Филдс кивнул, показывая, что все понял. Он обшарил карманы в поисках сигарет, но вспомнил, что отдал их Форсайту, жестом попросил у Форсайта одну; тот даже заподозрил, что Филдс его не слушал. Бывший летчик испытывал к журналисту инстинктивное почтение, этот человечек только что пережил страшную авиационную катастрофу, а он видел, как тот спокойно возится со своими очками и камерой, пробираясь между слонами, словно переходит улицу. Правда, его, вероятно, закалила профессия. Чего только этот человек не насмотрелся!
Наверное, еврей, решил Форсайт, украдкой разглядывая лицо репортера. И выражение глаз какое-то необычное. Внезапно ему подумалось, что возле Мореля с самого начала не было ни одного еврея. Он рассказал журналисту, что они тут, на Куру, уже десять дней, после вылазки в Сионвилль, организованной с целью привлечь внимание всего мира к конференции по защите африканской фауны в Букаву, живут в пустых соломенных хижинах рыбацкой деревни племени каи, которую жители оставили во время наводнения 1947 года; им помогли устроиться на возвышенности в западном конце озера. Морель два дня назад отправился в Гфат, где сходятся верблюжьи тропы между Чадом и Суданом по ту сторону границы.
Единственный торговец в тех краях, говорят, имеет радио, и Морель надеется хоть что-нибудь узнать о результатах только что закончившейся конференции.
– Он убежден, что там примут необходимые меры, а если так и будет, намерен сдаться властям. И уверен, что французский суд его с триумфом оправдает. Вероятно, он себя обманывает. Не знаю.
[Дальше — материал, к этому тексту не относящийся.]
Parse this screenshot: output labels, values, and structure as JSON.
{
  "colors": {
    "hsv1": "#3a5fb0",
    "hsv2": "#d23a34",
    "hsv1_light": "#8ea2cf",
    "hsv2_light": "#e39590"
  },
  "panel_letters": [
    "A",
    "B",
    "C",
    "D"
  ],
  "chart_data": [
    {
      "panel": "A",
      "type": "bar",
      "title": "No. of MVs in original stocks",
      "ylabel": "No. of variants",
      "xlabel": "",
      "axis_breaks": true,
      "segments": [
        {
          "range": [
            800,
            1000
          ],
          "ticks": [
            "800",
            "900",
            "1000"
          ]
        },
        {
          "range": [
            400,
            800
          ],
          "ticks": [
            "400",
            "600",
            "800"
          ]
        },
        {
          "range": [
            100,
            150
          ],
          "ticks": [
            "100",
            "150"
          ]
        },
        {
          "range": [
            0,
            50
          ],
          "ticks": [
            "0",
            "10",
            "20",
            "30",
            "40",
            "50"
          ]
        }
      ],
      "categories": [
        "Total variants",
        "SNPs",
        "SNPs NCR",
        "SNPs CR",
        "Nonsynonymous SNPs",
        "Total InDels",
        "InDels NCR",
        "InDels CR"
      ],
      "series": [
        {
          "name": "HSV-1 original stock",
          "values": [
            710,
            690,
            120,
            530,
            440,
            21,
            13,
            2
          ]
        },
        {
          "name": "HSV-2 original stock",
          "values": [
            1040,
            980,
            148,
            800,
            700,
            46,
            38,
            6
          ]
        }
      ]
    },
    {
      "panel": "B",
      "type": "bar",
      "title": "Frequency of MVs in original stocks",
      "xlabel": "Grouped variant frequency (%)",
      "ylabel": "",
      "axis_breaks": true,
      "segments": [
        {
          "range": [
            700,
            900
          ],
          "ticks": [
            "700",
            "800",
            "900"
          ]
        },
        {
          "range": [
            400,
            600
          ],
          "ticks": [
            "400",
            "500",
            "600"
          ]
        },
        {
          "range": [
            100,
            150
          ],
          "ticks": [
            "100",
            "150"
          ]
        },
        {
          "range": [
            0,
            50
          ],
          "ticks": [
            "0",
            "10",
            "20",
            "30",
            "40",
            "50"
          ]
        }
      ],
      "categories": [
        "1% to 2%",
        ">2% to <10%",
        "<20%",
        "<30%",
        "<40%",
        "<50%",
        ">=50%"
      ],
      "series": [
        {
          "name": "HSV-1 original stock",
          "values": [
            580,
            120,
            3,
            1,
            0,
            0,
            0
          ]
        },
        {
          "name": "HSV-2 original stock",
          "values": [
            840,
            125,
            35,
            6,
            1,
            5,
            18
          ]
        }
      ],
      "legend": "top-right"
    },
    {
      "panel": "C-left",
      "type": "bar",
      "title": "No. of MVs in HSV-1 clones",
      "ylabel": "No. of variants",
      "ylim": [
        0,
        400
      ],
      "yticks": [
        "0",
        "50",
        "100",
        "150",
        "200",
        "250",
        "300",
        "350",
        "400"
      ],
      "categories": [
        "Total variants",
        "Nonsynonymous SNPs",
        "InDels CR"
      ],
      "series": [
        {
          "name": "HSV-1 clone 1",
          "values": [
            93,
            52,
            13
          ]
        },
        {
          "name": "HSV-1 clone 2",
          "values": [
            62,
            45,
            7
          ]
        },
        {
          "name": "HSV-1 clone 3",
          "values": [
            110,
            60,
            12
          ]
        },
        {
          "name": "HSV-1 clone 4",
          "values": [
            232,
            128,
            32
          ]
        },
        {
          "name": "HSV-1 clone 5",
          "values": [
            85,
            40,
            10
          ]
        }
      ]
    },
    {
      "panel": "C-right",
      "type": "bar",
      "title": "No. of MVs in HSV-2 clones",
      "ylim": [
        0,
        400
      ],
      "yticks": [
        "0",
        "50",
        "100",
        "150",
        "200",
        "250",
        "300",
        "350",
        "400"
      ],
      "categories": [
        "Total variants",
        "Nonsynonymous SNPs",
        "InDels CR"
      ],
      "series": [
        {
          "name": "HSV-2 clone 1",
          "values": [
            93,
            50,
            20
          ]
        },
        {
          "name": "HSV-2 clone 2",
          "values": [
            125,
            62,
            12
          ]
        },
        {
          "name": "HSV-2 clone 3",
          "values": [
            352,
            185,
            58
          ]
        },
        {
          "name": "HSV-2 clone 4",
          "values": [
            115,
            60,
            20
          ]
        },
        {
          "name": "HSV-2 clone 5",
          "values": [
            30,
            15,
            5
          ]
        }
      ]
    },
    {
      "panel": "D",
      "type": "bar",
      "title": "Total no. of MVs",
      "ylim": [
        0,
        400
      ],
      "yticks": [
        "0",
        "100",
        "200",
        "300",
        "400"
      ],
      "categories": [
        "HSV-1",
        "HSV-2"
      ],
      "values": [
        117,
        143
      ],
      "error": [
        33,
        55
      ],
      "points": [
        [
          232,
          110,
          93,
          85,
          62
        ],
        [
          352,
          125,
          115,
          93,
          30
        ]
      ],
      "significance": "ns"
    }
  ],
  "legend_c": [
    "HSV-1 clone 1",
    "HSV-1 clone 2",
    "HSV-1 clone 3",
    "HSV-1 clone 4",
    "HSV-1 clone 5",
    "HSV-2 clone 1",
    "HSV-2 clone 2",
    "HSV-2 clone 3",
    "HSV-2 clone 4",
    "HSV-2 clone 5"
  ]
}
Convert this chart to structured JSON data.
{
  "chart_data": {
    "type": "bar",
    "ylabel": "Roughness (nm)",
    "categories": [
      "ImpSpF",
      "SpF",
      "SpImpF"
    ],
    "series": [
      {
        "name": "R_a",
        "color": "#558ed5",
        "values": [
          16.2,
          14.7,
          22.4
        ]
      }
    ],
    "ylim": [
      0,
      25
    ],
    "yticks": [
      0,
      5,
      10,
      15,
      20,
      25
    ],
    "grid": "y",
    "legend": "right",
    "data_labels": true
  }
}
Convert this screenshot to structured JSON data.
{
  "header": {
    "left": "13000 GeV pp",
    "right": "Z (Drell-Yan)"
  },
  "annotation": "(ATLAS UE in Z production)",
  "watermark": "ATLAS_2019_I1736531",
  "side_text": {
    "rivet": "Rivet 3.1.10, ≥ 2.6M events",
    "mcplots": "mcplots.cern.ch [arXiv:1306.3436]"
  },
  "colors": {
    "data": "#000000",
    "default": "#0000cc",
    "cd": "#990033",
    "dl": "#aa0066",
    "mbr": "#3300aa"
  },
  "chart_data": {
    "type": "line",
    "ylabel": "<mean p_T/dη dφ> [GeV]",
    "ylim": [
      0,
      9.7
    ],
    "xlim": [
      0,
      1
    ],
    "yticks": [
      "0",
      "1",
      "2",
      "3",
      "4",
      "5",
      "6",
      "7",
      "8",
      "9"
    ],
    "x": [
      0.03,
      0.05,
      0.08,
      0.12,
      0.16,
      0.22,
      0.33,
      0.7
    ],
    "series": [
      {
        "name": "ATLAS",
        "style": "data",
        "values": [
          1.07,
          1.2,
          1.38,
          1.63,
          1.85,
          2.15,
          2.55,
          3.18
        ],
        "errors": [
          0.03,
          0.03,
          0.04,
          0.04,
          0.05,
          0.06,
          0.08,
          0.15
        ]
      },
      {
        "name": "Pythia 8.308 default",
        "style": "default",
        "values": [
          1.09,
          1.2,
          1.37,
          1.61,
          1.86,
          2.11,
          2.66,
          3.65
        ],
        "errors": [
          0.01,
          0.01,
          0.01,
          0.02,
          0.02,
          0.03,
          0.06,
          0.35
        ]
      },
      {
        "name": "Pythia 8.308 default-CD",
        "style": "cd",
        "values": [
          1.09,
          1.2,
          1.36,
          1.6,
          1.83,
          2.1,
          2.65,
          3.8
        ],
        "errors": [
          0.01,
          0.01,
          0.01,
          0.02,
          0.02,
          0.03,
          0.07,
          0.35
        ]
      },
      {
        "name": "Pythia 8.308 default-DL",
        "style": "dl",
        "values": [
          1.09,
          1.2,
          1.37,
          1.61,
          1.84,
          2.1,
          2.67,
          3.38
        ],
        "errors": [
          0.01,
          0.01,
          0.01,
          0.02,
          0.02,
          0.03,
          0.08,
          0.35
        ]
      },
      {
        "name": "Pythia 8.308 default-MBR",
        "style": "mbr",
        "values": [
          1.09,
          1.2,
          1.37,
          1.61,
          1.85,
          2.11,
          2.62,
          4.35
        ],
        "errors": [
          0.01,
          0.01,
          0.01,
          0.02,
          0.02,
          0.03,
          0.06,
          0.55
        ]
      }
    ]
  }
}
Форсайт помолчал, а потом не без смущения добавил, что лично он рассчитывает вернуться в Соединенные Штаты, как только будет возможно. Филдс и на сей раз воздержался от замечаний. Они дошли до противоположного края отмели, и Филдс издали узнал женщину, ожидавшую за хижинами, возле лошадей. Он остановился и, прежде чем подойти, сделал снимок. Он много слышал о Минне в «Чадьене» и с любопытством разглядывал любительские фотографии, сделанные местными, которые они охотно показывали; в общем, она возбуждала в нем живой интерес, но сейчас он почувствовал себя обманутым. Эта женщина была довольно красива, но красотой скорее банальной, только линии плотно сжатых пухлых губ выражали что-то трогательное и страдальческое; в ней трудно было предположить такую злопамятность или человеконенавистничество, которые заставили бы ее везти оружие и боеприпасы тому, кого окрестили «врагом рода человеческого». Она сказала Филдсу, что видела с отмели, как самолет потерпел аварию, но у нее не хватило мужества подойти. Она думала, что все, кто там был, погибли сразу, и покачала головой, глядя на Филдса с каким-то недоверием, словно сомневаясь, что он действительно невредим. Филдс объяснил, что пилот погиб, а сам он не пострадал. (Рентген в больнице Форт-Лами показал, что у него сломаны три ребра.) Он говорил с ней по-немецки, все время высматривая выгодную точку для фото; попросил снять фетровую шляпу на ремешке у подбородка и сделал снимок; фоном служили неподвижно стоявшие в огромном зеркале миражей слоны, скалы с торчащими тростниками и белые аисты… «Сойдет», – подумал он, вставляя новую пленку. Пока он работал, Минна с жаром и глубоким сочувствием рассказывала о страданиях животных, и Филдс удивлялся, как эта девушка не ощущает всей необычности их встречи посреди первобытного пейзажа, при том, какое любопытство вызывает ее поступок во всем мире: позже он скажет, что ни минуты не чувствовал себя в обществе террористов, они казались ему членами какой-то мирной научной экспедиции, озабоченными только своей миссией.